Texas senator Ted Cruz, who is positioning himself as a potential presidential candidate for the Republican Party, is walking a fine line on the contentious issue of immigration: he is casting himself as an advocate for reform while still objecting to undocumented immigrants being allowed to get on a path to full citizenship.
Cruz was outspoken in his objection to the immigration reform bill created by the Gang of Eight that passed the Senate two years ago; however, on Wednesday he claimed that despite his objection to the offering of citizenship to undocumented immigrants he supports the need to both encourage and celebrate legal immigration and pointed out that he has long supported a dramatic rise in the amount of high-tech US visas.

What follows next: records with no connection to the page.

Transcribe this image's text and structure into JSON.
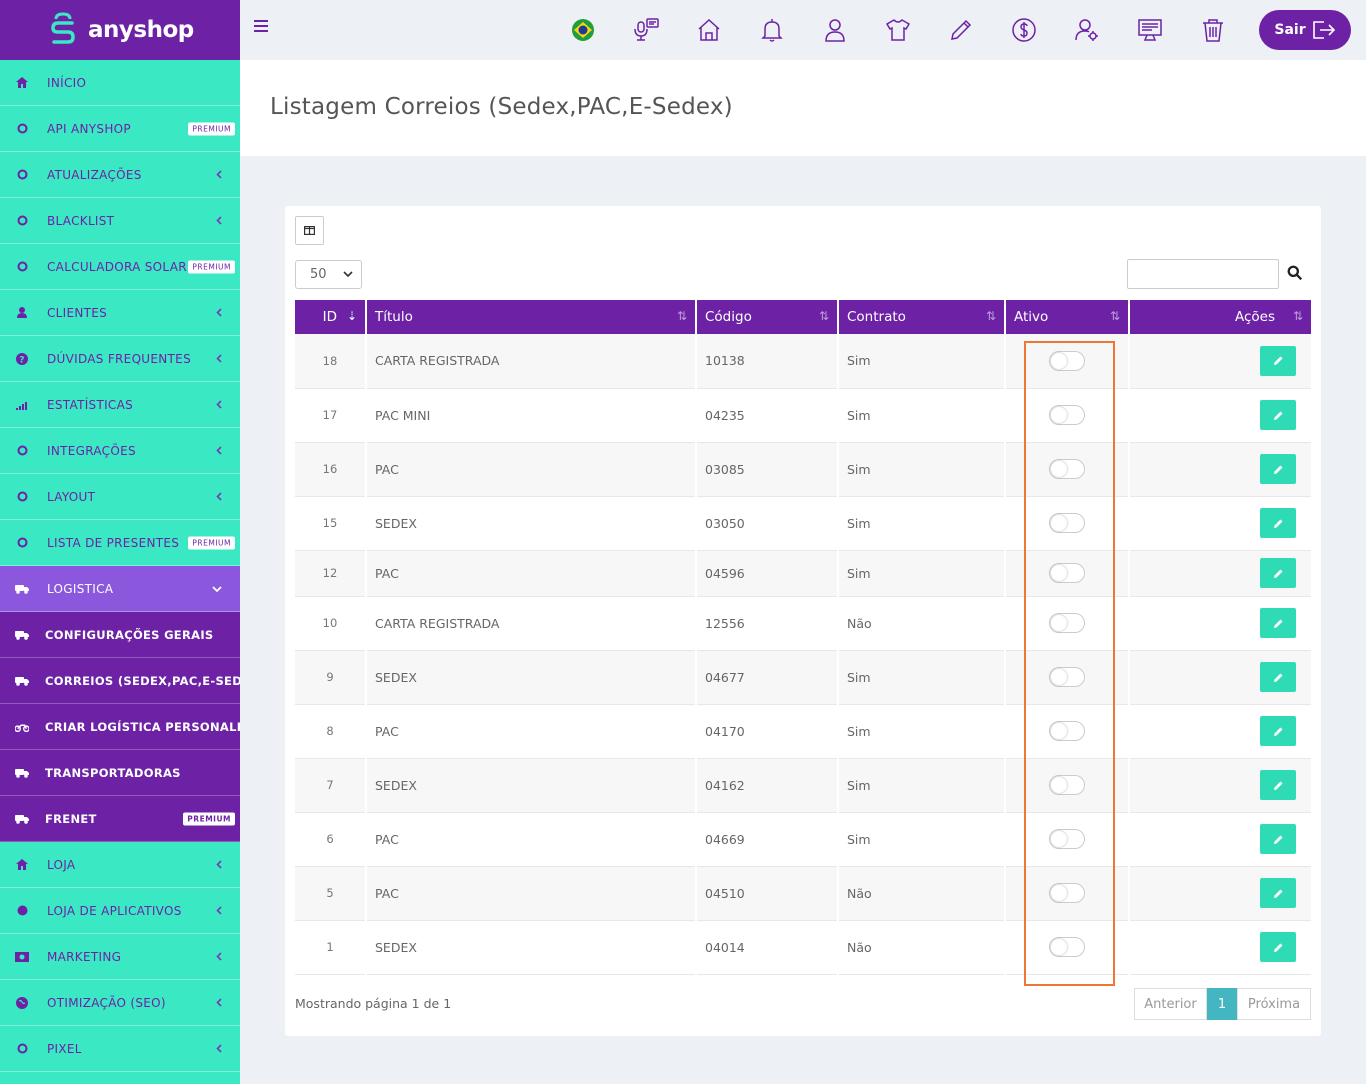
{
  "brand": {
    "name": "anyshop"
  },
  "sidebar": {
    "items": [
      {
        "label": "INÍCIO",
        "icon": "home-icon",
        "chevron": false,
        "badge": ""
      },
      {
        "label": "API ANYSHOP",
        "icon": "circle-icon",
        "chevron": false,
        "badge": "PREMIUM"
      },
      {
        "label": "ATUALIZAÇÕES",
        "icon": "circle-icon",
        "chevron": true,
        "badge": ""
      },
      {
        "label": "BLACKLIST",
        "icon": "circle-icon",
        "chevron": true,
        "badge": ""
      },
      {
        "label": "CALCULADORA SOLAR",
        "icon": "circle-icon",
        "chevron": false,
        "badge": "PREMIUM"
      },
      {
        "label": "CLIENTES",
        "icon": "user-icon",
        "chevron": true,
        "badge": ""
      },
      {
        "label": "DÚVIDAS FREQUENTES",
        "icon": "question-icon",
        "chevron": true,
        "badge": ""
      },
      {
        "label": "ESTATÍSTICAS",
        "icon": "signal-icon",
        "chevron": true,
        "badge": ""
      },
      {
        "label": "INTEGRAÇÕES",
        "icon": "circle-icon",
        "chevron": true,
        "badge": ""
      },
      {
        "label": "LAYOUT",
        "icon": "circle-icon",
        "chevron": true,
        "badge": ""
      },
      {
        "label": "LISTA DE PRESENTES",
        "icon": "circle-icon",
        "chevron": false,
        "badge": "PREMIUM"
      },
      {
        "label": "LOGISTICA",
        "icon": "truck-icon",
        "chevron": true,
        "badge": "",
        "active": true
      },
      {
        "label": "CONFIGURAÇÕES GERAIS",
        "icon": "truck-icon",
        "sub": true,
        "badge": ""
      },
      {
        "label": "CORREIOS (SEDEX,PAC,E-SEDEX)",
        "icon": "truck-icon",
        "sub": true,
        "badge": ""
      },
      {
        "label": "CRIAR LOGÍSTICA PERSONALIZADA",
        "icon": "motorcycle-icon",
        "sub": true,
        "badge": ""
      },
      {
        "label": "TRANSPORTADORAS",
        "icon": "truck-icon",
        "sub": true,
        "badge": ""
      },
      {
        "label": "FRENET",
        "icon": "truck-icon",
        "sub": true,
        "badge": "PREMIUM"
      },
      {
        "label": "LOJA",
        "icon": "home-icon",
        "chevron": true,
        "badge": ""
      },
      {
        "label": "LOJA DE APLICATIVOS",
        "icon": "dot-icon",
        "chevron": true,
        "badge": ""
      },
      {
        "label": "MARKETING",
        "icon": "money-icon",
        "chevron": true,
        "badge": ""
      },
      {
        "label": "OTIMIZAÇÃO (SEO)",
        "icon": "globe-icon",
        "chevron": true,
        "badge": ""
      },
      {
        "label": "PIXEL",
        "icon": "circle-icon",
        "chevron": true,
        "badge": ""
      }
    ]
  },
  "topbar": {
    "icons": [
      "brazil-flag-icon",
      "support-chat-icon",
      "home-icon",
      "bell-icon",
      "user-icon",
      "shirt-icon",
      "pencil-icon",
      "dollar-icon",
      "user-gear-icon",
      "monitor-icon",
      "trash-icon"
    ],
    "logout_label": "Sair"
  },
  "page": {
    "title": "Listagem Correios (Sedex,PAC,E-Sedex)"
  },
  "table": {
    "page_size": "50",
    "search_value": "",
    "columns": [
      "ID",
      "Título",
      "Código",
      "Contrato",
      "Ativo",
      "Ações"
    ],
    "rows": [
      {
        "id": "18",
        "titulo": "CARTA REGISTRADA",
        "codigo": "10138",
        "contrato": "Sim"
      },
      {
        "id": "17",
        "titulo": "PAC MINI",
        "codigo": "04235",
        "contrato": "Sim"
      },
      {
        "id": "16",
        "titulo": "PAC",
        "codigo": "03085",
        "contrato": "Sim"
      },
      {
        "id": "15",
        "titulo": "SEDEX",
        "codigo": "03050",
        "contrato": "Sim"
      },
      {
        "id": "12",
        "titulo": "PAC",
        "codigo": "04596",
        "contrato": "Sim",
        "partial": true
      },
      {
        "id": "10",
        "titulo": "CARTA REGISTRADA",
        "codigo": "12556",
        "contrato": "Não"
      },
      {
        "id": "9",
        "titulo": "SEDEX",
        "codigo": "04677",
        "contrato": "Sim"
      },
      {
        "id": "8",
        "titulo": "PAC",
        "codigo": "04170",
        "contrato": "Sim"
      },
      {
        "id": "7",
        "titulo": "SEDEX",
        "codigo": "04162",
        "contrato": "Sim"
      },
      {
        "id": "6",
        "titulo": "PAC",
        "codigo": "04669",
        "contrato": "Sim"
      },
      {
        "id": "5",
        "titulo": "PAC",
        "codigo": "04510",
        "contrato": "Não"
      },
      {
        "id": "1",
        "titulo": "SEDEX",
        "codigo": "04014",
        "contrato": "Não"
      }
    ],
    "footer_info": "Mostrando página 1 de 1",
    "pager": {
      "prev": "Anterior",
      "current": "1",
      "next": "Próxima"
    }
  },
  "colors": {
    "purple": "#6d22a6",
    "teal": "#3ae8c4",
    "highlight": "#ee7733"
  }
}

Cruz says that he supports immigration reform even though he criticized the Democrats for ending the prospect of a bipartisan deal on the issue before negotiations could even begin due to their insistence on including a pathway to US citizenship. “I consider myself a proponent of immigration reform,” Cruz noted during a US Hispanic Chamber of Commerce Q&A session in Washington. “There is no stronger advocate of legal immigration in the US Senate than I am.”
Cruz’s remarks appear to offer a deliberate contrast to the views of Scott Walker, the Wisconsin governor, who also seems likely to run for the position of GOP presidential candidate, with Walker taking a clear protectionist stance when it comes to the level of legal immigration.